Miami-Dade County

If the escaped Florida cobra bites, Miami-Dade Fire Rescue may be your only hope

Miami-Dade Fire Rescue’s Venom One team is ready if anyone is bitten by the monocled cobra that escaped a week ago in Ocala.
Miami-Dade Fire Rescue’s Venom One team is ready if anyone is bitten by the monocled cobra that escaped a week ago in Ocala.

Is the monocled cobra that escaped from its enclosure a week ago in Ocala still alive, hiding somewhere inside the home?

Did it meet its match and end up in the belly of a giant lizard?

Or could it possibly still be slithering somewhere, waiting to strike?

No matter the situation Miami-Dade Fire Department's Venom One team is ready, just in case. That’s because in the event the cobra bites, they will likely be the ones called to provide antivenin.

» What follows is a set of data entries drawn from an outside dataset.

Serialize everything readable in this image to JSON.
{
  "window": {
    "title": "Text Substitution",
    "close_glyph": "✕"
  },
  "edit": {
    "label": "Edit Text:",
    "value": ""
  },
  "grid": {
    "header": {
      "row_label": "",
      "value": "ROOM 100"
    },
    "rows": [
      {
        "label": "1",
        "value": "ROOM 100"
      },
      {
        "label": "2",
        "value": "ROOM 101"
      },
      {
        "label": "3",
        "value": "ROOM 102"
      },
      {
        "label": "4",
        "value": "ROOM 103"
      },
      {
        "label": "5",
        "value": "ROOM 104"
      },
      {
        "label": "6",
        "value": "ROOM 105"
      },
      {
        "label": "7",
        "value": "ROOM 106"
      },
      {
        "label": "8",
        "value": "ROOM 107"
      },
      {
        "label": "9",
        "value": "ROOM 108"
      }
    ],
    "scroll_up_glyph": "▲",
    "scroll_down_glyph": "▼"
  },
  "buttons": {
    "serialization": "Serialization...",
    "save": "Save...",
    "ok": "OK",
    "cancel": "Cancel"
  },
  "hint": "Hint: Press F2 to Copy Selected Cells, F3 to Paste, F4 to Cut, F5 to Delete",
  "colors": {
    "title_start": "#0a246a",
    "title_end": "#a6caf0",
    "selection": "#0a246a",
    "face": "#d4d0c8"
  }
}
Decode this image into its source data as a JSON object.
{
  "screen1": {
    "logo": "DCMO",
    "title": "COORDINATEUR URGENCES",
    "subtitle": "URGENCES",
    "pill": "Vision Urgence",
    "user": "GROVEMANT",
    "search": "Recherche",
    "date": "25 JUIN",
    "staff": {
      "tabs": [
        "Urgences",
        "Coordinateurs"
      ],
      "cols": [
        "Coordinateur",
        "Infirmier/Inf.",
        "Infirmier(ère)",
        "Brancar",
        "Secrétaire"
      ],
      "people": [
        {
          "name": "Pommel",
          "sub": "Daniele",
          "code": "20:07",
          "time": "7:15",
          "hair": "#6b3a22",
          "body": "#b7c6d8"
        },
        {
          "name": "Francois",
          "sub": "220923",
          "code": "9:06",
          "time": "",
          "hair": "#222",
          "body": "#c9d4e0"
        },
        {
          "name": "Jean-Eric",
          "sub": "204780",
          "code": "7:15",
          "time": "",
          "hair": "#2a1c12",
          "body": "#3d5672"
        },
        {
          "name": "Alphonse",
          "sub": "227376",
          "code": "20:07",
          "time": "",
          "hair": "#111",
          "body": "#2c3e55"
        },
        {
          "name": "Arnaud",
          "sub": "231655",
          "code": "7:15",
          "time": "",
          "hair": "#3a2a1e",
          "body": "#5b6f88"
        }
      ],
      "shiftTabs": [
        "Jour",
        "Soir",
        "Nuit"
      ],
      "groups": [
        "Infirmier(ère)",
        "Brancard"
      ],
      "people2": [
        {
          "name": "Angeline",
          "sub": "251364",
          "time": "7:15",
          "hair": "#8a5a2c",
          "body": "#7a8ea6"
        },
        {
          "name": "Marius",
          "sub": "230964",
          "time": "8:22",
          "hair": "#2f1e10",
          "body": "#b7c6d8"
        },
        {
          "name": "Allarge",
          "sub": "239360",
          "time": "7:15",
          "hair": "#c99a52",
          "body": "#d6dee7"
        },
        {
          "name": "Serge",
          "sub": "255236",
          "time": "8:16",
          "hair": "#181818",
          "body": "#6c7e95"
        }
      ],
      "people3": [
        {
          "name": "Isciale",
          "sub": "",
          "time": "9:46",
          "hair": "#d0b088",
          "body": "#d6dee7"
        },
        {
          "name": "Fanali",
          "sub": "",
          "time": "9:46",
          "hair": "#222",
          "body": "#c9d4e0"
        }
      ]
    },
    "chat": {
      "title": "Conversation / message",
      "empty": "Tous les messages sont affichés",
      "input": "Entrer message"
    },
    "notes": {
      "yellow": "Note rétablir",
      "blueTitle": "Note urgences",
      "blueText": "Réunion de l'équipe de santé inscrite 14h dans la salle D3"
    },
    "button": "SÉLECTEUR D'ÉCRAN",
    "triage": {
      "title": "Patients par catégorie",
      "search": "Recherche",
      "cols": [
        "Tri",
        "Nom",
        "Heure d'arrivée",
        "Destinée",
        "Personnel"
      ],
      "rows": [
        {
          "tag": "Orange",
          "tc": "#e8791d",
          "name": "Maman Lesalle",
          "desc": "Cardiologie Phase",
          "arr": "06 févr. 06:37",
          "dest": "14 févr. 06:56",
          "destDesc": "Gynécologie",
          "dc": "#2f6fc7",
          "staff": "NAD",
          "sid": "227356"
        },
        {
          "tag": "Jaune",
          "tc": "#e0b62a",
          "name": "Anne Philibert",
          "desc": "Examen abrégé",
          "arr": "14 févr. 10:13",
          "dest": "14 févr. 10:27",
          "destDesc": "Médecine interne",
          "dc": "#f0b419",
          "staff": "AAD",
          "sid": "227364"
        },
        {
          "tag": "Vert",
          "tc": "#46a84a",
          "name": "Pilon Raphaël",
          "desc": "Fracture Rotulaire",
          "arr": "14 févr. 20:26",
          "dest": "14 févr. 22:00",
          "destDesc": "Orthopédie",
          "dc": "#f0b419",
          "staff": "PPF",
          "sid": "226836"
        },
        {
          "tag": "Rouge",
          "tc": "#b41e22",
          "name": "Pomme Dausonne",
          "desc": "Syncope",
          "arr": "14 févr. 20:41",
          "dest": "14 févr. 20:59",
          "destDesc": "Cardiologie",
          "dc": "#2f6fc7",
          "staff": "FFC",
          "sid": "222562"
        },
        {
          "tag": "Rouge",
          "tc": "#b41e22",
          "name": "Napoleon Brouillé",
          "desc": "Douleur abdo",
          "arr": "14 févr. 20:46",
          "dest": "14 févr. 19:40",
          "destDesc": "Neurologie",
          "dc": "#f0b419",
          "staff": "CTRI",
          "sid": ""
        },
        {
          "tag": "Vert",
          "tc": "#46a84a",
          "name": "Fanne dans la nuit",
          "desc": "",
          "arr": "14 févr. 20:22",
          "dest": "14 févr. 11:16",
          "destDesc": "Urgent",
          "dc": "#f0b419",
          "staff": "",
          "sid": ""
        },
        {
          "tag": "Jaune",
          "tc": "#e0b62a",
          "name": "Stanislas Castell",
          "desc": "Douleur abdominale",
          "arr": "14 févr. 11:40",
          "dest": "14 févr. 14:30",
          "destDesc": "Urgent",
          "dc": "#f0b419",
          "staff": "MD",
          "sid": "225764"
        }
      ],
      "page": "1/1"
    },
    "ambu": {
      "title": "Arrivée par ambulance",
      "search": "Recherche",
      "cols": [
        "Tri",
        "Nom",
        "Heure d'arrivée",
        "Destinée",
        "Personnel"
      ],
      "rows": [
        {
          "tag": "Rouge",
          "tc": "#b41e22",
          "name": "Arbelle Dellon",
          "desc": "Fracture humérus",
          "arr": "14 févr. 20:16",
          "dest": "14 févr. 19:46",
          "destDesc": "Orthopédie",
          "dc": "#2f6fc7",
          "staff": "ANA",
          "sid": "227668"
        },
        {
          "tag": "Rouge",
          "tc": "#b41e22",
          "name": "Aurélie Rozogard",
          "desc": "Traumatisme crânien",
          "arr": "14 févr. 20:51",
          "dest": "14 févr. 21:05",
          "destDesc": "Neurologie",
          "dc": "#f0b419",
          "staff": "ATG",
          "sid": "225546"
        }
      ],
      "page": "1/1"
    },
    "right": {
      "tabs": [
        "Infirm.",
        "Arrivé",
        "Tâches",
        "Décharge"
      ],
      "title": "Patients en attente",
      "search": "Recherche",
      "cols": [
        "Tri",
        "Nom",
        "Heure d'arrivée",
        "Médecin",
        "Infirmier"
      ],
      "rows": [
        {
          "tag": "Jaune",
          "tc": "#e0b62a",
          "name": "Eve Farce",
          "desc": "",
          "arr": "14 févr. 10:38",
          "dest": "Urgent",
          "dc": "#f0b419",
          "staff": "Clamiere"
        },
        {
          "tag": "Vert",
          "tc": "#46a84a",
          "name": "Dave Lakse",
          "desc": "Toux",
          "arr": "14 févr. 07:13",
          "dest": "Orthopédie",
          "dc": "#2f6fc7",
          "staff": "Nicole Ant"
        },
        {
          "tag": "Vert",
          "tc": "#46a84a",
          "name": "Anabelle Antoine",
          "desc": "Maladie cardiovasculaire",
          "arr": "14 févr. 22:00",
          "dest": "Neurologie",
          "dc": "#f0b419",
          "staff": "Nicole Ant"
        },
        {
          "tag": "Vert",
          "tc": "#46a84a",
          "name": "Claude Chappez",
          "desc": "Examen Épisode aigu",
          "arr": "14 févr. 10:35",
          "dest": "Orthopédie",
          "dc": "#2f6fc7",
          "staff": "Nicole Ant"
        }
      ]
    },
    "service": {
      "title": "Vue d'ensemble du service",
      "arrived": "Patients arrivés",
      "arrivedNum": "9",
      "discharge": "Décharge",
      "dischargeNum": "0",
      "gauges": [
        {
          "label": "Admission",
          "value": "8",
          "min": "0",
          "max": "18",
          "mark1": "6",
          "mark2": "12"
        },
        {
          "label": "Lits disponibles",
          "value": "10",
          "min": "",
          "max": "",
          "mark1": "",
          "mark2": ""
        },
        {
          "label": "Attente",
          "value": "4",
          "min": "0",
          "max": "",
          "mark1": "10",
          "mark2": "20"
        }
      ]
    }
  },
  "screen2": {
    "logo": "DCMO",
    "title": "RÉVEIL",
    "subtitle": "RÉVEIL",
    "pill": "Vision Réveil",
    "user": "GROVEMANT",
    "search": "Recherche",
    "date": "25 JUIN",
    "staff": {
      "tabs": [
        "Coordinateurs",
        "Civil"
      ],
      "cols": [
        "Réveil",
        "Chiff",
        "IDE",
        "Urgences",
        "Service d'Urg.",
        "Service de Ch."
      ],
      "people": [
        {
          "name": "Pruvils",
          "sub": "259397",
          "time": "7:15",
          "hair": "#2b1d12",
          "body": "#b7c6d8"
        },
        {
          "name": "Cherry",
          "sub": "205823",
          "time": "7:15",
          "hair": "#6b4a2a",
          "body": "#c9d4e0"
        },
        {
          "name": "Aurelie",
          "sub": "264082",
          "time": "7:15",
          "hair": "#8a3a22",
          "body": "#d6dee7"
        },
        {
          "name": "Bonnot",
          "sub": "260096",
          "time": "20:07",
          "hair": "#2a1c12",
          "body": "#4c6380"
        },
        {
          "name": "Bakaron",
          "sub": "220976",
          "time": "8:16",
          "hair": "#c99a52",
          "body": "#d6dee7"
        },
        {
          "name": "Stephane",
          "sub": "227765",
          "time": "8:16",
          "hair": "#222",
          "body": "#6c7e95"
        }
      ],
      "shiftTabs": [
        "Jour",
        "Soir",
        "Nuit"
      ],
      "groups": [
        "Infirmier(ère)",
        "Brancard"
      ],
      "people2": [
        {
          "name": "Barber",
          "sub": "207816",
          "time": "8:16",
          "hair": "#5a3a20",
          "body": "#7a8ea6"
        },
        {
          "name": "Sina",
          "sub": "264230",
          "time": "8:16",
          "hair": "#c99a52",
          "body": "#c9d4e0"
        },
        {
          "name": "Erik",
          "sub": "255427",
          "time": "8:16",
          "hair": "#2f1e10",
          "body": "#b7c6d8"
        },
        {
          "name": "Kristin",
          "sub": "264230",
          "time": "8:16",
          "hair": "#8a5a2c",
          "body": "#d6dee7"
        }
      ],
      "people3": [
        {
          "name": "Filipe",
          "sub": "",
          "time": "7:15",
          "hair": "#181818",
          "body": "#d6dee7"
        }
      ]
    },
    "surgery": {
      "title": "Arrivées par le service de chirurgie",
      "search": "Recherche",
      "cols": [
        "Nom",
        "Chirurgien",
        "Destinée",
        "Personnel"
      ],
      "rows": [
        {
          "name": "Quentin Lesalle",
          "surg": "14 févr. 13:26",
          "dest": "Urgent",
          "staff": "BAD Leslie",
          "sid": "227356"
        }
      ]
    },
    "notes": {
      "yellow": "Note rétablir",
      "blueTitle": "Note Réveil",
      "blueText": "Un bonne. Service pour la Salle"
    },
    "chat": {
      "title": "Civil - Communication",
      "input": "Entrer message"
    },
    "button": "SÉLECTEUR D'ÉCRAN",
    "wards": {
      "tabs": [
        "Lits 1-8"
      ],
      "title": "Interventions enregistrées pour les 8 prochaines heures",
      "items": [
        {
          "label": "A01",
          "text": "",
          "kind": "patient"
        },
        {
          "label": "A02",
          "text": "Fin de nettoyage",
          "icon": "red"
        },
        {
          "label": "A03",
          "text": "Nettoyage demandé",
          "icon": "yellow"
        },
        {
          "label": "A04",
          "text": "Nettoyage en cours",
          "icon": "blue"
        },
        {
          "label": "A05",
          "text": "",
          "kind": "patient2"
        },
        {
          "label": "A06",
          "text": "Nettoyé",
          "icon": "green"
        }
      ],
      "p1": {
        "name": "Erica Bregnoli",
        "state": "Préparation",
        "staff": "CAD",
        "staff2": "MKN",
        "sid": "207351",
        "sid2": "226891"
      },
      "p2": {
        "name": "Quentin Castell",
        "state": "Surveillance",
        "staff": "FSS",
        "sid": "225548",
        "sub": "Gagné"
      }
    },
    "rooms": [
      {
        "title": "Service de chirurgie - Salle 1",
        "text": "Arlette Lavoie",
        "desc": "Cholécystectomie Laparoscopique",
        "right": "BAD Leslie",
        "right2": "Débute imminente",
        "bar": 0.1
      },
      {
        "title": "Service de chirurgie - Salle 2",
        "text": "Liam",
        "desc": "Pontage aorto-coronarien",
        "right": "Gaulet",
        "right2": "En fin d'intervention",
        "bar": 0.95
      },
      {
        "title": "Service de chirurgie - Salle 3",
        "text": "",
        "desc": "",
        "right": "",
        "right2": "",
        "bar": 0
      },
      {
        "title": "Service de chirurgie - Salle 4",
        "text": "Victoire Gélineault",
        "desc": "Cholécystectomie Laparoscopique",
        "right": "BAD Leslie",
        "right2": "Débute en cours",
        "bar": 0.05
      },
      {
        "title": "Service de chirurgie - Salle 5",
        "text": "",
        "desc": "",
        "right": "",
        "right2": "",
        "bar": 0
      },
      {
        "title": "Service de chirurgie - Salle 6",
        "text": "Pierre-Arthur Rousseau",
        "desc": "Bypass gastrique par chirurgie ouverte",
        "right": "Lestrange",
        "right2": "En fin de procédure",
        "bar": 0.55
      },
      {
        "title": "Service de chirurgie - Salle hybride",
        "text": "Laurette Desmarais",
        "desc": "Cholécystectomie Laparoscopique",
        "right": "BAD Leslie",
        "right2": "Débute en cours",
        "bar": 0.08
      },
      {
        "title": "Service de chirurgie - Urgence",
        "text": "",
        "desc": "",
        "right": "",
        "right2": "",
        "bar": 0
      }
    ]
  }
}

“Most likely we will be involved,” Lt. Lisa Wood said. “We are not aware of anyone else in the state who has it.”

The rogue two-foot long snake has been missing since last Monday when a man training to handle venomous reptiles with the snake’s owner lifted the top of the cage to get a better look.

The cobra, the Ocala Star-Banner reported, belongs to Brian Purdy, who has a permit to handle venomous reptiles. In addition to the cobra, he also had three exotic vipers and two venomous lizard, according to the report.

After searching the room that the snake was in for hours, Purdy called police.

The story of a venomous snake on the loose made for a perfect wacky Florida story and quickly went viral. The cobra even inspired its own parody Twitter account, with more than 3,000 followers.

Over the weekend, the Florida Fish and Wildlife Conservation Commission was still searching for the snake, but by Monday the agency had scaled back its efforts.  The agency is looking into how the snake got free.

Investigators believe the snake is likely still somewhere in the home.

Wood said that if there is a bite they would ship anywhere from 5 to 20 vials — depending on the severity of the bite — of the antivenin to the hospital. She said a cobra bite could cause pain, swelling and could cause a person to stop breathing.

“The sooner a person gets the antivenin the better,” she said. She said they haven’t dealt with a monocled cobra bite since 2013, when they had six. She said tougher regulations for permits have helped.

Wood said “it’s not likely” that the cobra got very far and South Floridians shouldn’t worry. Cobras wouldn’t be able to survive near-freezing temperatures in Ocala, “unless it found a really warm hiding spot like under a water heater.”

“The only way it could get here is if someone took it,” she said.

Anyone who thinks they may have seen the cobra is urged to call FWC’s Wildlife Alert hotline at 888-404-3922 (FWCC) or *FWC or #FWC on cellphones.